You can get the best of both worlds by using str.find
. Of course ultimately this is doing the same work as using startswith
at each point—but it's doing that work in C, zipping over long stretches with no matches as much as 20x faster.
On the other hand, there's no way to wrap this repeated find
up in a trivial looping expression. (Unless you build a complicated wrapper using iter
around a closure, but I doubt that would actually help anything.) So, the code will look more complicated than Joran's listcomp. And it could be slower when matches are very common (because in that case you're spending most of your time in the loop, and an explicit loop statement is slower than a comprehension).
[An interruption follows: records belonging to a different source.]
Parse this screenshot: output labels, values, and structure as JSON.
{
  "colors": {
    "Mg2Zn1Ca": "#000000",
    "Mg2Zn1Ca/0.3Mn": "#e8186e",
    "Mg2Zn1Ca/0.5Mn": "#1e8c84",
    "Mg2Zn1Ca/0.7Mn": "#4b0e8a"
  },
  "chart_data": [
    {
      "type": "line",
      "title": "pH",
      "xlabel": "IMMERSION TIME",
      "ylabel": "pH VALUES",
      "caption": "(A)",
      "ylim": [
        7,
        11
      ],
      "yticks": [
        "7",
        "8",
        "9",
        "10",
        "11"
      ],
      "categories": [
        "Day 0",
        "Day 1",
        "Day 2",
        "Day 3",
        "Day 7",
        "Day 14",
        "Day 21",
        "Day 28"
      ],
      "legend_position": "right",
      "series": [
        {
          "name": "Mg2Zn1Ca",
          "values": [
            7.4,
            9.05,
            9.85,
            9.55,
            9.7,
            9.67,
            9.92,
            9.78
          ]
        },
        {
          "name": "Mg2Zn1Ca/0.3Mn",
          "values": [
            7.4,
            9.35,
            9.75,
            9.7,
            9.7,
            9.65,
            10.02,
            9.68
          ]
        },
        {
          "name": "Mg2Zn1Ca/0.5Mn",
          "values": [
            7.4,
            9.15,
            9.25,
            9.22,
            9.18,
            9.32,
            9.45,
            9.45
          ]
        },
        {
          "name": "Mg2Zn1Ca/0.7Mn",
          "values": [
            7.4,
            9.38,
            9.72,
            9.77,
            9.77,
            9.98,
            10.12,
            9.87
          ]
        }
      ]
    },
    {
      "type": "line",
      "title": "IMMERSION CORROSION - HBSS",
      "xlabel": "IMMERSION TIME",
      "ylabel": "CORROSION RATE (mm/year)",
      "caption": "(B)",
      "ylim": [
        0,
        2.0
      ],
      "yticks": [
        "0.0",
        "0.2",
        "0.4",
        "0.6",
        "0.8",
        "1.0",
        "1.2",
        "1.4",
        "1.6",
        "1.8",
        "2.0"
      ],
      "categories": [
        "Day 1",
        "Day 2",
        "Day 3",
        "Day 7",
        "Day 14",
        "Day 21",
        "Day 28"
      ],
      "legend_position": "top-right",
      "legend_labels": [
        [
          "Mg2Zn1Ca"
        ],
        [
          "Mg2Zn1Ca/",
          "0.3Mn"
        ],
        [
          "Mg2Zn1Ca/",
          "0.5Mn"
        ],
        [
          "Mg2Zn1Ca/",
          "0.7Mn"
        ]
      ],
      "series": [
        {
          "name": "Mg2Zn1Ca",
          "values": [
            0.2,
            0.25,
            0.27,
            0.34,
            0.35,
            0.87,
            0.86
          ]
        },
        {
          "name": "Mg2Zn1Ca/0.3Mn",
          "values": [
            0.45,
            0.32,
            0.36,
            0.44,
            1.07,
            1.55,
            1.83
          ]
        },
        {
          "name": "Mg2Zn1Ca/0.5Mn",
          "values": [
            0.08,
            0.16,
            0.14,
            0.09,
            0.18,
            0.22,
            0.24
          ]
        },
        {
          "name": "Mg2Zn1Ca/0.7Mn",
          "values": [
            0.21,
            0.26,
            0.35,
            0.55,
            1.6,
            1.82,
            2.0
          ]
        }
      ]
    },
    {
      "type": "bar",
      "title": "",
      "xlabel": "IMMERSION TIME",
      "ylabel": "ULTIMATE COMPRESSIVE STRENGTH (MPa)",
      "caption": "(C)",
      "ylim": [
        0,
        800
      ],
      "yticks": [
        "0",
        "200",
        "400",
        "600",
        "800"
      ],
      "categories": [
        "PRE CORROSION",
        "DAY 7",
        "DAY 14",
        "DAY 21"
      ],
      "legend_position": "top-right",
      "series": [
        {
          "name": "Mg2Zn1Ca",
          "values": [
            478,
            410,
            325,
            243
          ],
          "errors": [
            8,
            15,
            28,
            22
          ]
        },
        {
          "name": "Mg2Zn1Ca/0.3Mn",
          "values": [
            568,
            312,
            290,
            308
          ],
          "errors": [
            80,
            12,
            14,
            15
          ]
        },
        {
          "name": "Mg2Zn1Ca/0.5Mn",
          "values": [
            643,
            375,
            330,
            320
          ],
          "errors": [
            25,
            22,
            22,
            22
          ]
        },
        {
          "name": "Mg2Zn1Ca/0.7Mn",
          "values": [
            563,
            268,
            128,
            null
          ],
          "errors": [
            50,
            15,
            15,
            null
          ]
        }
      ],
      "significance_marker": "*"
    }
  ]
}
On the plus side, the extra verbosity means it's more obvious how to customize it. For example, if you decide you want to skip overlapped matches, just do i += len(pattern)
instead of i += 1
.
def finditer(text, pattern):
i = 0
while True:
i = text.find(pattern, i)
if i == -1: return
yield i
i += 1
From a quick test (under 64-bit Apple CPython 2.7.5):
In [931]: pattern = 'ha'
In [932]: text = 'hahahaha'
In [933]: %timeit [i for i in range(len(text)-len(pattern)+1) if text[i:].startswith(pattern)]
100000 loops, best of 3: 2.69 µs per loop
In [934]: %timeit list(finditer(text, pattern))
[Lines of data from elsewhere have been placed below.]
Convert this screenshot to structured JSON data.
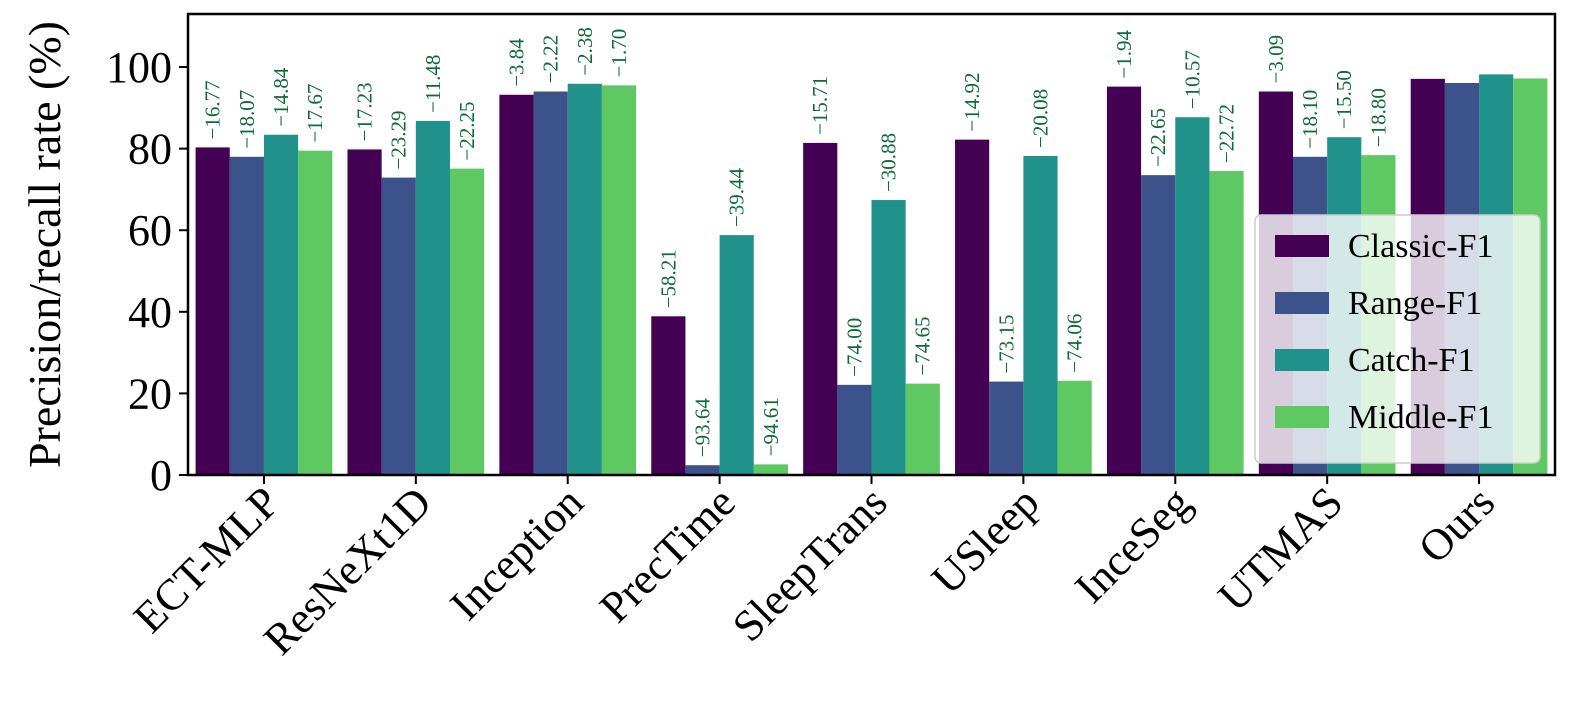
{
  "chart_data": {
    "type": "bar",
    "title": "",
    "xlabel": "",
    "ylabel": "Precision/recall rate (%)",
    "ylim": [
      0,
      113
    ],
    "yticks": [
      0,
      20,
      40,
      60,
      80,
      100
    ],
    "grid": false,
    "legend_position": "right",
    "categories": [
      "ECT-MLP",
      "ResNeXt1D",
      "Inception",
      "PrecTime",
      "SleepTrans",
      "USleep",
      "InceSeg",
      "UTMAS",
      "Ours"
    ],
    "series": [
      {
        "name": "Classic-F1",
        "color": "#440154",
        "values": [
          80.3,
          79.8,
          93.2,
          38.9,
          81.4,
          82.2,
          95.2,
          94.0,
          97.1
        ],
        "labels": [
          "−16.77",
          "−17.23",
          "−3.84",
          "−58.21",
          "−15.71",
          "−14.92",
          "−1.94",
          "−3.09",
          ""
        ]
      },
      {
        "name": "Range-F1",
        "color": "#3b528b",
        "values": [
          78.0,
          72.9,
          94.0,
          2.4,
          22.1,
          22.9,
          73.5,
          78.0,
          96.1
        ],
        "labels": [
          "−18.07",
          "−23.29",
          "−2.22",
          "−93.64",
          "−74.00",
          "−73.15",
          "−22.65",
          "−18.10",
          ""
        ]
      },
      {
        "name": "Catch-F1",
        "color": "#21918c",
        "values": [
          83.4,
          86.8,
          95.9,
          58.8,
          67.4,
          78.2,
          87.7,
          82.8,
          98.2
        ],
        "labels": [
          "−14.84",
          "−11.48",
          "−2.38",
          "−39.44",
          "−30.88",
          "−20.08",
          "−10.57",
          "−15.50",
          ""
        ]
      },
      {
        "name": "Middle-F1",
        "color": "#5ec962",
        "values": [
          79.5,
          75.1,
          95.5,
          2.6,
          22.4,
          23.1,
          74.5,
          78.4,
          97.2
        ],
        "labels": [
          "−17.67",
          "−22.25",
          "−1.70",
          "−94.61",
          "−74.65",
          "−74.06",
          "−22.72",
          "−18.80",
          ""
        ]
      }
    ]
  }
}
100000 loops, best of 3: 3.56 µs per loop
In [935]: text = ('hahahaha' + string.ascii_lowercase + 'ha')*100
pattern = 'ha'
In [936]: %timeit [i for i in range(len(text)-len(pattern)+1) if text[i:].startswith(pattern)]
100000 loops, best of 3: 1.74 ms per loop
In [937]: %timeit list(finditer(text, pattern))
100000 loops, best of 3: 180 µs per loop
So, it's almost as fast as Joran's code even for a very short string with 50% matches; for a much longer string with 11% matches, it's already 9.6x faster. If matches are even less common, or if we don't actually need a list, obviously it will win even bigger.